JAKARTA, HUMAS MKRI – Panitia Khusus (Pansus) pembahasan rancangan Undang-Undang Nomor 12 Tahun 2011 tentang Pembentukan Peraturan Perundang-undangan (UU P3) sempat menggagas untuk memasukkan Ketetapan MPR (TAP MPR) ke dalam hierarki peraturan perundang-undangan setelah UUD 1945. Hal ini disampaikan oleh Ahmad Yani yang pernah tergabung dalam Pansus RUU P3 dalam sidang lanjutan uji materiil UU P3 pada Rabu (13/9/2023) di Ruang Sidang Pleno MK.
“UU Nomor 12 Tahun 2011 atau yang disebut UU P3 itu memasukkan hal baru yang belum ada dalam UU 10/2004 belum ada, yaitu memasukkan hierarki setelah UUD 1945 itu adalah Ketetapan MPR, itu ada di Pasal 7 ayat (1). Ketetapan MPR dan merinci Peraturan Daerah menjadi Peraturan Daerah Provinsi dan Peraturan Daerah Kota/Kabupaten,” ujar Ahmad Yani yang dihadirkan oleh Yusril Ihza Mahendra sebagai Pemohon Perkara Nomor 66/PUU-XXI/2023 tersebut.
Ahmad Yani mengungkapkan sejak RUU P3 disusun, gagasan mengenai memasukkan Ketetapan MPR ke dalam hierarki peraturan perundang-undangan telah muncul dan menjadi isu dan perdebatan. Akan tetapi, lanjutnya, akhirnya Ketetapan MPR batal dimasukkan dalam hierarki peraturan perundang-undangan karena berbagai macam pertimbangan.
“Di dalam draf usulan awal TAP MPR belum masuk, jadi gagasan memasukkan walaupun sudah menjadi pertimbangan dan diskusi yang begitu panjang bahkan menimbulkan perdebatan.
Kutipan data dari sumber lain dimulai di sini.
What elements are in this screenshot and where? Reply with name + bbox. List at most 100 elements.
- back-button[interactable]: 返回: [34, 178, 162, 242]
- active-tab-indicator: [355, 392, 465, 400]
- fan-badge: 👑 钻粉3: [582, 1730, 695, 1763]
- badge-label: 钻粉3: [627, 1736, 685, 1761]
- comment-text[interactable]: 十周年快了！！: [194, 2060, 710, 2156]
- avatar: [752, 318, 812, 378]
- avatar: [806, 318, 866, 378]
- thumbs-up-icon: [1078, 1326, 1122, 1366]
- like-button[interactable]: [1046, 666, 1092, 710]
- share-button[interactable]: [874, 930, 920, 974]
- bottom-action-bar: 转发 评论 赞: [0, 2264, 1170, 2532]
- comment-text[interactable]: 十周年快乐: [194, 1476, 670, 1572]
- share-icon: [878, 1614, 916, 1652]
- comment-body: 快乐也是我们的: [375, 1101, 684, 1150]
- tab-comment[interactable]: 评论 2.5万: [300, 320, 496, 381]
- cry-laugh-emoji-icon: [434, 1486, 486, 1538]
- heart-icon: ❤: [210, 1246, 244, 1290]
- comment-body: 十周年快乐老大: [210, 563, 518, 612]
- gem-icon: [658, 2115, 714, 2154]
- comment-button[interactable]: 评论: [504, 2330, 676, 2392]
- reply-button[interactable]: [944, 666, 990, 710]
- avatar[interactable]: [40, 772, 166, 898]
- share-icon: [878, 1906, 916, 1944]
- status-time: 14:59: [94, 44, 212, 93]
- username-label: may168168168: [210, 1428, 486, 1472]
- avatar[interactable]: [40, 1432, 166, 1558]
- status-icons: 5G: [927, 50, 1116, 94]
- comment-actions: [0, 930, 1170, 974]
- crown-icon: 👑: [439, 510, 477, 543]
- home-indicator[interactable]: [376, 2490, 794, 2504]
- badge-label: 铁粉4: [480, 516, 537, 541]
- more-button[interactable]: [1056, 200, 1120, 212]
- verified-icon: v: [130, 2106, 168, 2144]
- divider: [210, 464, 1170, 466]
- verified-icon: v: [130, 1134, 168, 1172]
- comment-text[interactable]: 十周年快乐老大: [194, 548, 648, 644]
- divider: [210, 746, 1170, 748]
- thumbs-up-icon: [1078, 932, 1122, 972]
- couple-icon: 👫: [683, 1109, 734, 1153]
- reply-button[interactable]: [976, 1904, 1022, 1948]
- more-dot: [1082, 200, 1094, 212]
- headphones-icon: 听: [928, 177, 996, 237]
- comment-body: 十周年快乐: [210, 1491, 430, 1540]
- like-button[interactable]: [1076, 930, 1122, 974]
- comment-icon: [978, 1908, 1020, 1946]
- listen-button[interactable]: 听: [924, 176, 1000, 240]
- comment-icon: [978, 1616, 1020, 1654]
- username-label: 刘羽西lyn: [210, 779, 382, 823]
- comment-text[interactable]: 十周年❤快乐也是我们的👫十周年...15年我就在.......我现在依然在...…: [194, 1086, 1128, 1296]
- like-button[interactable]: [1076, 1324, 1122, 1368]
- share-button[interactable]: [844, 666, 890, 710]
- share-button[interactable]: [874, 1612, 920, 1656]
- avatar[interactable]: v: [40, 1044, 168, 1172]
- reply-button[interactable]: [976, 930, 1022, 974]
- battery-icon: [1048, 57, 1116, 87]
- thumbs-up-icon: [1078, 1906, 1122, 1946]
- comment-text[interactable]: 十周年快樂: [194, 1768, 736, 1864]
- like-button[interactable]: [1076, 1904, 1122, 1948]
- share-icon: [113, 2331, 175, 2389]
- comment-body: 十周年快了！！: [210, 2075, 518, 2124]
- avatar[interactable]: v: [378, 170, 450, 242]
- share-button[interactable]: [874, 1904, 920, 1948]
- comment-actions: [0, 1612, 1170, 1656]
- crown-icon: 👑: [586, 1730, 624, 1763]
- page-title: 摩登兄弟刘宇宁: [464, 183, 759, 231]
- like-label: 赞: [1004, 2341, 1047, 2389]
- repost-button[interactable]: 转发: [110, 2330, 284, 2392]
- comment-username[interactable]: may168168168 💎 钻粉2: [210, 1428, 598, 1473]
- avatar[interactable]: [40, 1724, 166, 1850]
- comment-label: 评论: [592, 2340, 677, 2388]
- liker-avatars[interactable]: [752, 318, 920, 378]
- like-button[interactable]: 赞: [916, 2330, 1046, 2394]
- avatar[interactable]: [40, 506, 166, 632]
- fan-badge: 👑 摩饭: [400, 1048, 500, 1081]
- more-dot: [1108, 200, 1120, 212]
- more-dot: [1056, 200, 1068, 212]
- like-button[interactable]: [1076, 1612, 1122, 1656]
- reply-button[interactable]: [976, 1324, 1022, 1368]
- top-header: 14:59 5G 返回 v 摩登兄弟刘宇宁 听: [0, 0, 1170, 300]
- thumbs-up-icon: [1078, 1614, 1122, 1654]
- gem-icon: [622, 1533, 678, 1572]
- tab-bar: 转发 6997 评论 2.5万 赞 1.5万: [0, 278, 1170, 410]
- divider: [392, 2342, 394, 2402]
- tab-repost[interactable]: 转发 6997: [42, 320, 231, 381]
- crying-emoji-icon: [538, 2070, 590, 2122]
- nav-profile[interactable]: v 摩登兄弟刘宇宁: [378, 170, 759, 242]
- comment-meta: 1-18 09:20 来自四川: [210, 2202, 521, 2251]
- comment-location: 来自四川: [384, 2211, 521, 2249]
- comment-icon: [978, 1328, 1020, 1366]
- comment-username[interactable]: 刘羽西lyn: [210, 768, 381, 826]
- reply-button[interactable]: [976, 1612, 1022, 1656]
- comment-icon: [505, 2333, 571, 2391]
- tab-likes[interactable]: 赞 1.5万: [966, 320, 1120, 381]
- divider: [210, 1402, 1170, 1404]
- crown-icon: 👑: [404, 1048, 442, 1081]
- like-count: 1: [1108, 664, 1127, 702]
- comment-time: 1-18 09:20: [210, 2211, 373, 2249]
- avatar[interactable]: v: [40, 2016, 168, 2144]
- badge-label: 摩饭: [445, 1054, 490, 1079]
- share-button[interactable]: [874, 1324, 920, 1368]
Ide ini dimasukkan kembali pada waktu sudah ada pembahasan di pansus. Tentunya karena sudah ada pembahasan di pansus keterlibatan pemerintah juga ikut di dalam TAP MPR ini,” terang Ahmad Yani.
Ahmad Yani melanjutkan Baleg DPR kala itu berkeyakinan bahwa MPR masih berwenang membentuk Ketetapan MPR. Hal itu disebabkan karena MPR merupakan satu-satunya lembaga negara pembentuk UUD 1945 serta tidak ada lembaga negara lain yang mempunyai otoritas dan kewenangan serupa.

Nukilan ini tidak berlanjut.